The building that houses the museum has a rich design history of its own. Completed in 1919, it was originally built as a home for financier John Kerr Branch. Concrete floors and masonry walls serve as its foundation, and opulent plaster ceilings, stonework, leaded glass windows, and decorative woodwork speak to the popularity of the Tudor Revival style in the early 20th century. Cavallo plans to use this historic backdrop to stage exhibitions that inject the space with a contemporary intensity, shining a light on design that provokes.
She admits that when she initially presented this approach to the museum’s board, she wasn’t certain if it would land. Her pitch included a proposal for an exhibition that would focus on “apocalyptic motorcycle design”—featuring bikes like those designed by Classified Moto’s John Ryland, who built Daryl Dixon’s motorcycle in “The Walking Dead.” She envisioned these steel bodies lining the museum’s long gallery hall like horse armor.
“I was worried that the board might be quite conservative, so I brought in that exhibit as a way of testing the boundaries,” she says. “I held my breath after I walked them through the idea.

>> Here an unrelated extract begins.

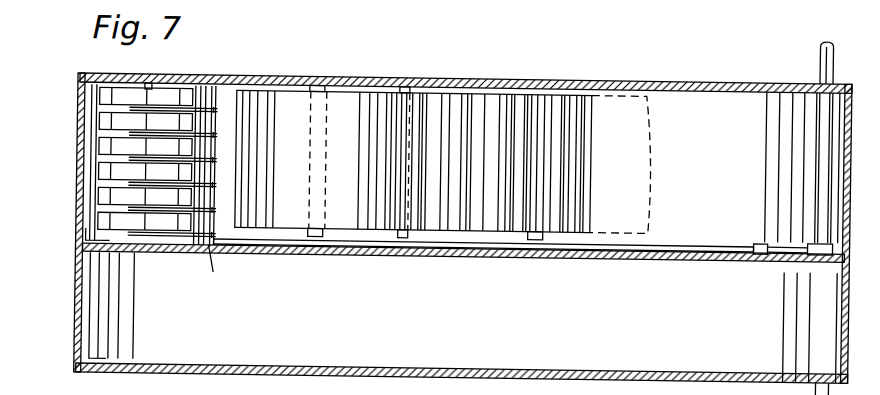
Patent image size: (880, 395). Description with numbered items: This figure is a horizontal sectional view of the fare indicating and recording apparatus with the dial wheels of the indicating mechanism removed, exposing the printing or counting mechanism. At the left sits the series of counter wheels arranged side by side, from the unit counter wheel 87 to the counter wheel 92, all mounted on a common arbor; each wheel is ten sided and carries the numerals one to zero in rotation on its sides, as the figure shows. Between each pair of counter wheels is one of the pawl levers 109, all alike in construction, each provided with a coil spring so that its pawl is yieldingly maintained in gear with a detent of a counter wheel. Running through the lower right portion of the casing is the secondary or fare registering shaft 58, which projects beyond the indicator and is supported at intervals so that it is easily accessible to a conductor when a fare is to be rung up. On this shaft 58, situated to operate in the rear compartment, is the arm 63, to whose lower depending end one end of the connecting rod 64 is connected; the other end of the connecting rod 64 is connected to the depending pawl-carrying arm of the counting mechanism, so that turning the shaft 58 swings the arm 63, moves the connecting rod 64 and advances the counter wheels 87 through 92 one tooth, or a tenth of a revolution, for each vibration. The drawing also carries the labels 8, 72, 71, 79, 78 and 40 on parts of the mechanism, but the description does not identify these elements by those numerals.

The lead board member’s response was, ‘that is just the kind of rebelliousness this museum requires.’”

Cavallo’s energy when talking about the future of the museum is one that’s easy to imagine existing inside an ad agency board room: kinetic, driven by a habit of making connections between far flung ideas, and rooted in the belief that genuine internal enthusiasm is the key to sparking that same excitement in future audiences. When she initially retired from the ad world, she hinted that she might pursue political or societal causes. While not the most traditional path, she sees her work at the Branch as a way to tap into the public’s trust in museums—consistently ranked among the most reliable sources of information—to sustain dialogue around contemporary issues at a time when the Trump administration is actively working to suppress many narratives.
“It’s our responsibility to not be neutral, but to be true,” she says. “That means we’re going to have to reflect what’s happening [culturally] with the goal of creating a more just world by being educated and informed…I wrote ‘museums are not neutral bystanders’ on a sticky note to remind myself not to shy away from the important stories. It’s not going to be a dusty museum, it’s going to be a place for real thinking and conversation.”

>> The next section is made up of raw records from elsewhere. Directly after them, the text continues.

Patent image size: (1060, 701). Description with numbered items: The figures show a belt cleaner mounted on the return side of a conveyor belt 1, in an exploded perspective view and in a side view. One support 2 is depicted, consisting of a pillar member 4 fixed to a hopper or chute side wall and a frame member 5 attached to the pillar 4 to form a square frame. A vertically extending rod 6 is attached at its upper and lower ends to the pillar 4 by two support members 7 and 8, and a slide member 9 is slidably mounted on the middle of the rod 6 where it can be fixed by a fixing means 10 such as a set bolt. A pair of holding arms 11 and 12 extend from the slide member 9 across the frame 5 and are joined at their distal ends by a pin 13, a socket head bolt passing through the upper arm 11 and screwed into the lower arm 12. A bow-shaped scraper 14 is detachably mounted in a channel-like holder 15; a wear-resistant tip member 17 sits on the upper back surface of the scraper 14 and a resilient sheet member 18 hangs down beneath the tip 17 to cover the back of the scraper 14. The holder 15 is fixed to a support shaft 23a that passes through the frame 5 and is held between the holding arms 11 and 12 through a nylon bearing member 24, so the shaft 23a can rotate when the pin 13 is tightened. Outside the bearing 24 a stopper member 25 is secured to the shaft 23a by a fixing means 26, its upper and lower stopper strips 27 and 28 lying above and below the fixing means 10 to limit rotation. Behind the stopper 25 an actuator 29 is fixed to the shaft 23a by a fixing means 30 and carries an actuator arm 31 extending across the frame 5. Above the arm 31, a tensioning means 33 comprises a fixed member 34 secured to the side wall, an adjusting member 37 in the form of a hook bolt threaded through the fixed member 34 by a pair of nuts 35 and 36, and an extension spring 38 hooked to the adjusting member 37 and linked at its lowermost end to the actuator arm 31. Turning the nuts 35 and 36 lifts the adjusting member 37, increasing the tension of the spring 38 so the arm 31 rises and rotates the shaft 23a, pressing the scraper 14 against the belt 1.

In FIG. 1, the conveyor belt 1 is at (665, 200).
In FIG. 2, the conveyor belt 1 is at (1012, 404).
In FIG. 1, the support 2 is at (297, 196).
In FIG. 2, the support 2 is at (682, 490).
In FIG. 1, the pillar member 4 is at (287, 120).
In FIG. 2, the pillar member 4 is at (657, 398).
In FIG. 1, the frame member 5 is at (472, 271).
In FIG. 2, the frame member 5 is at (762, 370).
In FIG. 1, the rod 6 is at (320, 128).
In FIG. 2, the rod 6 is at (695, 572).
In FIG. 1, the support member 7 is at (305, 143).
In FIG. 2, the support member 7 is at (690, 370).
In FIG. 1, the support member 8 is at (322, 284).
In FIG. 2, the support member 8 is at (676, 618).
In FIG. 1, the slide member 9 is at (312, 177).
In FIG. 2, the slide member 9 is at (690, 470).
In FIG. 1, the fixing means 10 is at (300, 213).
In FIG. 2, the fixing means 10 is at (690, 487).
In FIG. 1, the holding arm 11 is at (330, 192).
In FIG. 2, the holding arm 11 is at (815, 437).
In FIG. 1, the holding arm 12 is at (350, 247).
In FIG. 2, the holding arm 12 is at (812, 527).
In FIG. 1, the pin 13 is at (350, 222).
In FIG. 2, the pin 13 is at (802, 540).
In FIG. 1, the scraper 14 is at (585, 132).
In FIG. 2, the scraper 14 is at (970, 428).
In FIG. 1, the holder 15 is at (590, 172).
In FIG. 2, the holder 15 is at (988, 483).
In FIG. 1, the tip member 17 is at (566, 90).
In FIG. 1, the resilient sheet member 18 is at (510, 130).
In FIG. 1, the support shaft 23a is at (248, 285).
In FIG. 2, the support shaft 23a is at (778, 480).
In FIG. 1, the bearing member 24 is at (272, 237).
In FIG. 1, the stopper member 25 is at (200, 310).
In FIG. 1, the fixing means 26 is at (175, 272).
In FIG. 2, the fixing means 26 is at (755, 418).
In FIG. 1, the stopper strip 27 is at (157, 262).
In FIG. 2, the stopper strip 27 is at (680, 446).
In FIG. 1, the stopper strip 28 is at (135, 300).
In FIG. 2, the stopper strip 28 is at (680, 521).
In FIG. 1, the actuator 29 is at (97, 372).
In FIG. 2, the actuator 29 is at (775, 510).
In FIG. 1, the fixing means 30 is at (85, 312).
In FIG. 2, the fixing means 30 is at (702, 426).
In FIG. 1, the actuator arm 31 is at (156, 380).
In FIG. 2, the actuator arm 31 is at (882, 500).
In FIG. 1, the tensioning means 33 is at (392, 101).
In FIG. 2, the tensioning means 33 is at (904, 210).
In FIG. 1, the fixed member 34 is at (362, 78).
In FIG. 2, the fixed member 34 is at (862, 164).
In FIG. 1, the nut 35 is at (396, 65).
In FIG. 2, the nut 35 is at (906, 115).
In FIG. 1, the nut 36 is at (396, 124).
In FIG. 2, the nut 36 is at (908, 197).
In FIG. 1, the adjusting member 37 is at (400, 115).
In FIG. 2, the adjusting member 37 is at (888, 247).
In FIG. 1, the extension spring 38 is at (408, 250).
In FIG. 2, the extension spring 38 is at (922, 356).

Programming rollout this summer
Programming guided by Cavallo will begin to roll out in June, and as with the advertising industry, she sees developing ideas for the museum as a team sport. In addition to working closely with her “small but mighty” team at the Branch, this also means leveraging her relationships with brands to create collaborative exhibitions—helping to offset potential funding losses from the possible elimination of government agencies that support the arts, including those that fund museums.
“It just means that we have to be more inventive and find a different approach… where we’re allowed to tell stories that involve brands,” she notes. Detailing an example that could be created in collaboration with an outdoor brand like Patagonia, “we might tell a story about the evolution of outdoor gear in light of the fact that [the body of] Andrew ‘Sandy’ Irvine was just found on Mount Everest, and we got to see the boots he wore… it would be interesting to have an exhibit that shows how outdoor gear has changed through the years, from when the first people tried to summit Everest until today.”
In the shadow of an often unstable future, Cavallo hopes the sense of curiosity and hopeful ingenuity being cultivated in these planning stages will leave a lasting impression on the public.
“I think that the creative world is a largely optimistic world,” she says. “Every time [our team] has a further conversation, we get more and more excited…[Future] exhibits will invite you to shift your perspective, and we will take risks.”